Hubert Ginn

No. 32, 27, 33, 28, 29
- Position: Running back

Personal information
- Born: January 4, 1947 Savannah, Georgia, U.S.
- Died: September 21, 2023 (aged 76)
- Listed height: 5 ft 10 in (1.78 m)
- Listed weight: 185 lb (84 kg)

Career information
- High school: Tompkins (Savannah)
- College: Florida A&M
- NFL draft: 1970: 9th round, 211th overall pick

Career history
- Miami Dolphins (1970–1973); Baltimore Colts (1973); Miami Dolphins (1974–1975); Oakland Raiders (1976–1978);

Awards and highlights
- 2× Super Bowl champion (VII, XI);

Career NFL statistics
- Rushing attempts: 132
- Rushing yards: 521
- Rushing TDs: 3
- Stats at Pro Football Reference

= Hubert Ginn =

American football player (1947–2023)

Hubert Ginn (January 4, 1947 – September 21, 2023) was an American professional football player who was a running back for nine seasons in the National Football League (NFL).
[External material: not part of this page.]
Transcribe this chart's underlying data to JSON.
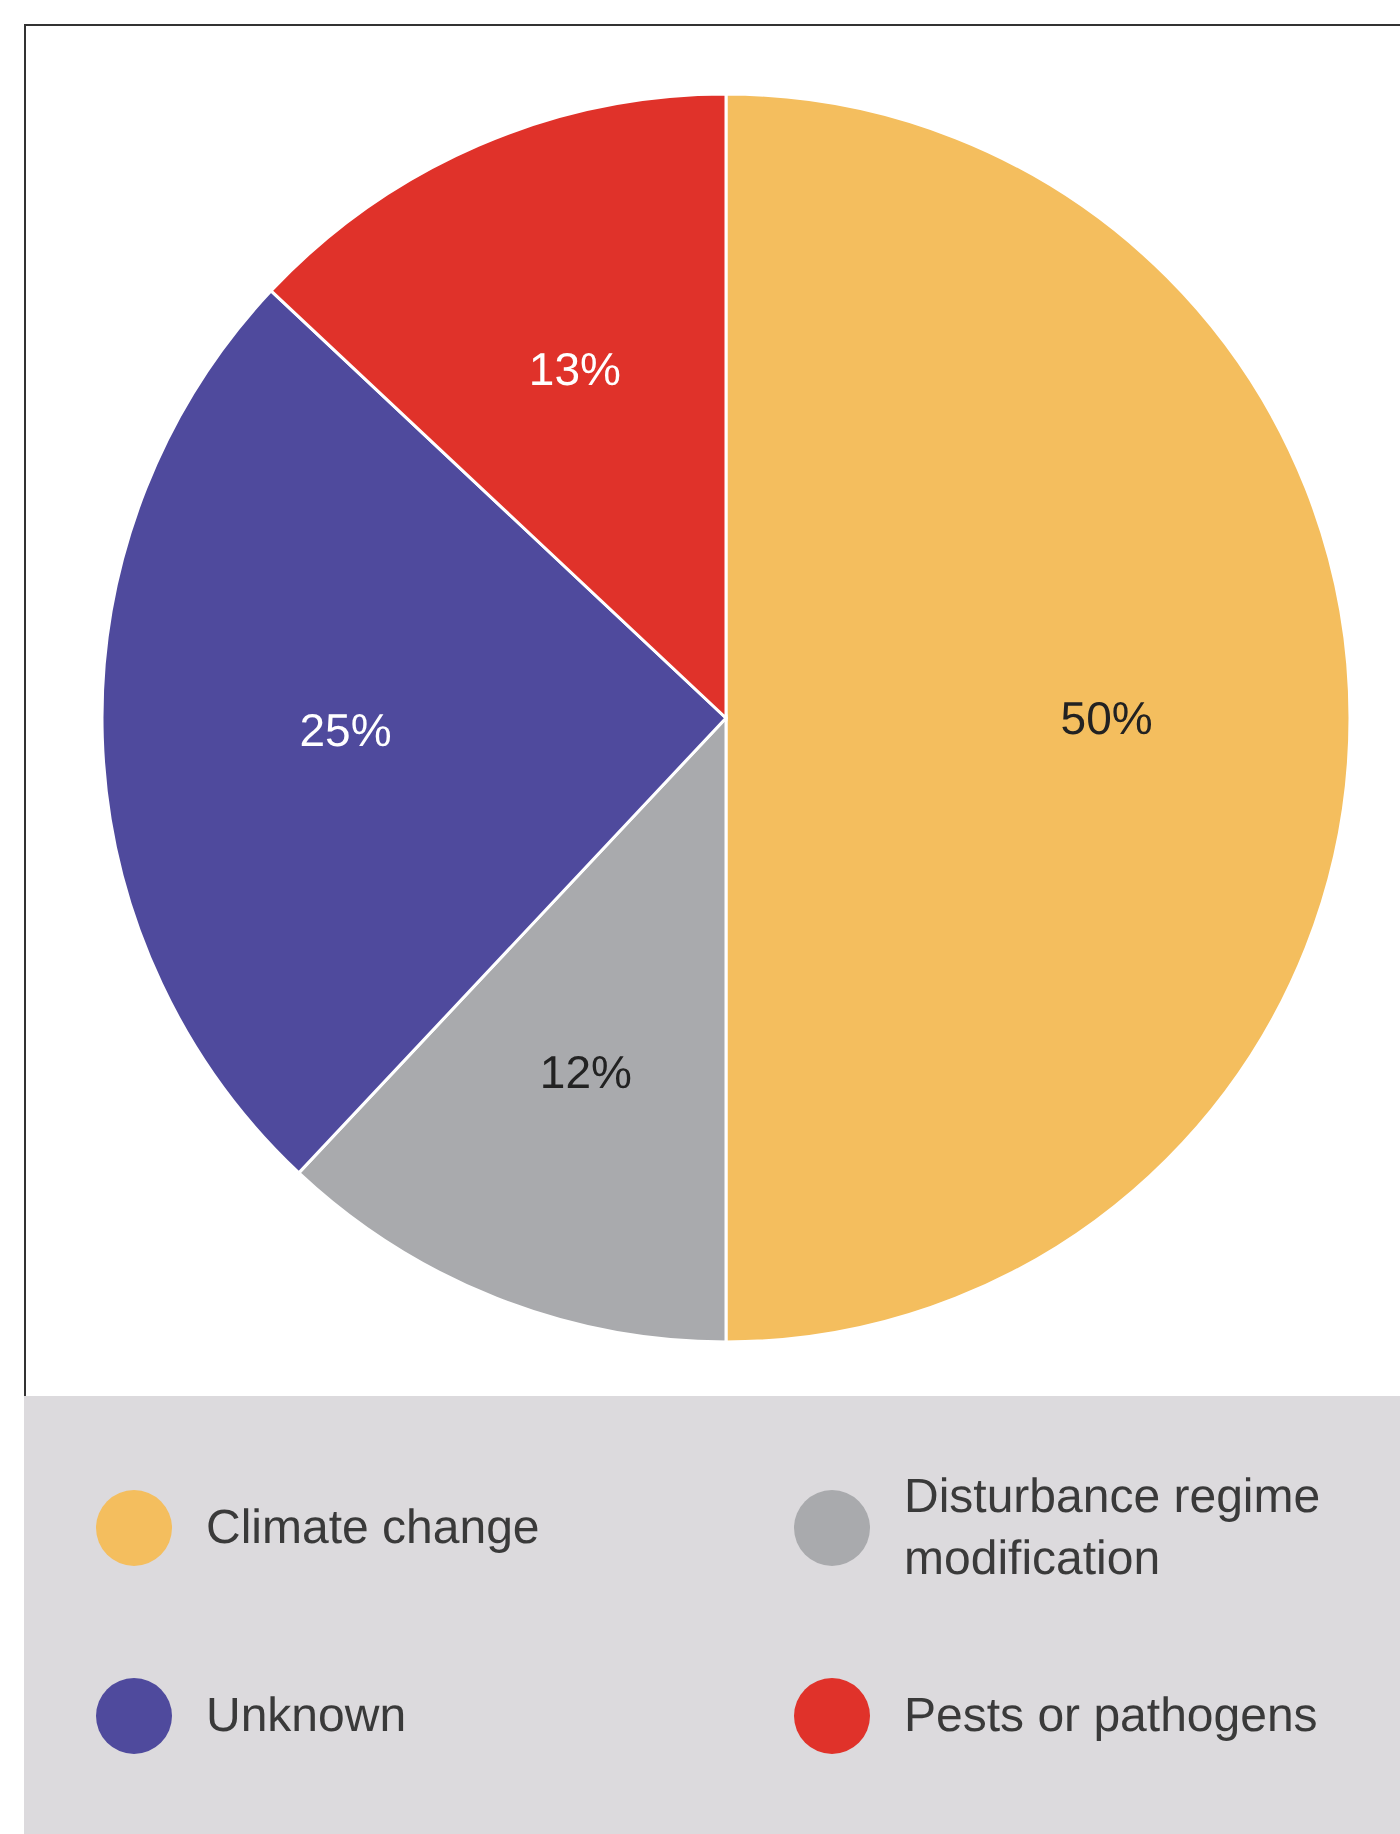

He played for the Miami Dolphins, Baltimore Colts, and Oakland Raiders. He was a member of two Super Bowl championship teams, the 1972 undefeated Dolphins and the 1976 Raiders.

Ginn served as Miami's backup running back during their 1971 AFC championship season and their 1972 Super Bowl season. Three games into the 1973 season he was traded to the Colts in exchange for fullback Don Nottingham and a 6th round draft choice. Ginn had been unhappy with his limited playing time with the Dolphins, but received even less playing time with the Colts. He suffered a bone chip in his toe during the season and refused a pain killer injection to be able to play on it. He was waived by the Colts during the 1974 preseason and re-signed by the Dolphins.

After beginning the 1976 season on injured reserve for the Dolphins, Ginn was waived in October. He was signed by the Raiders a few weeks later. Ginn's career ended after becoming a free agent after the 1978 season.

Ginn died on September 21, 2023, at the age of 76.